Putaminal-cortical circuits predict response of bilateral deep brain stimulation of the subthalamic nucleus in the primary Meige syndrome after 5 years

The deep brain stimulation (DBS) in the subthalamic nucleus (STN) has attracted more attention for primary Meige syndrome due to easier target location and lower power consumption. However, potential and reliable preoperative predictors of longitudinal outcomes of STN-DBS to guide therapeutic decisions remain largely unexplored. Herein, we used preoperative structural MRI and Burke-Fahn-Marsden Dystonia Rating Scale (BFMDRS) from 55 patients with primary Meige syndrome who finished STN-DBS after 5 years. They were further classified into response (n = 23) and super-response (n = 32) based on the improvement rates of BFMDRS. Voxel-based morphology, partial correlation analyses, receiver operating characteristic (ROC) analyses and support vector machine were performed. We identified that improved rates of BFMDRS were 63, 71.97, 76.64, 79.51, 81.02, 81.36, 81.16, 80.80 and 80.93% at 1, 3, 6, 12, 18, 24, 36, 48 and 60 months after STN-DBS, respectively, and remained steady across 1-5 years.
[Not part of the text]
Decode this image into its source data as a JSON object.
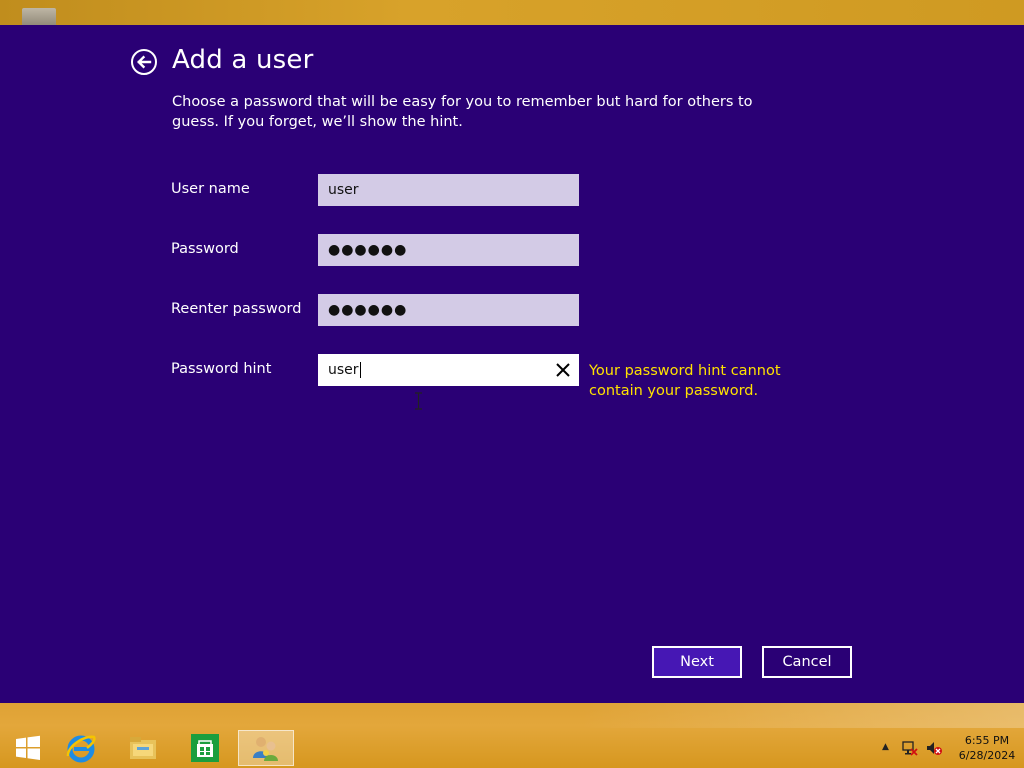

Further voxel-based morphology analyses revealed significantly lower grey-matter volume in the right hippocampus, left putamen, right supramarginal gyrus and left superior frontal gyrus in response when compared with super-response. The grey-matter volumes in the left putamen, right supramarginal gyrus and left superior frontal gyrus were not only positively correlated with improvement rates of BFMDRS after STN-DBS for 5 years in the primary Meige syndrome, but also presented a reliable classification ability in distinguishing response and super-response (area under curve = 0.855). These results suggested that STN-DBS is an effective treatment for primary Meige syndrome, and preoperative grey-matter volume of putaminal-cortical circuits could be used as potential biomarkers to predict longitudinal outcomes. Wang et al. reported that deep brain stimulation in the subthalamic nucleus (STN) is an effective treatment for primary Meige syndrome with an improved rate of motor scores nearly 80% after 5 years. Moreover, the preoperative grey-matter volumes of putaminal-cortical circuits could be used as potential biomarkers to predict longitudinal outcomes of deep brain stimulation in the STN.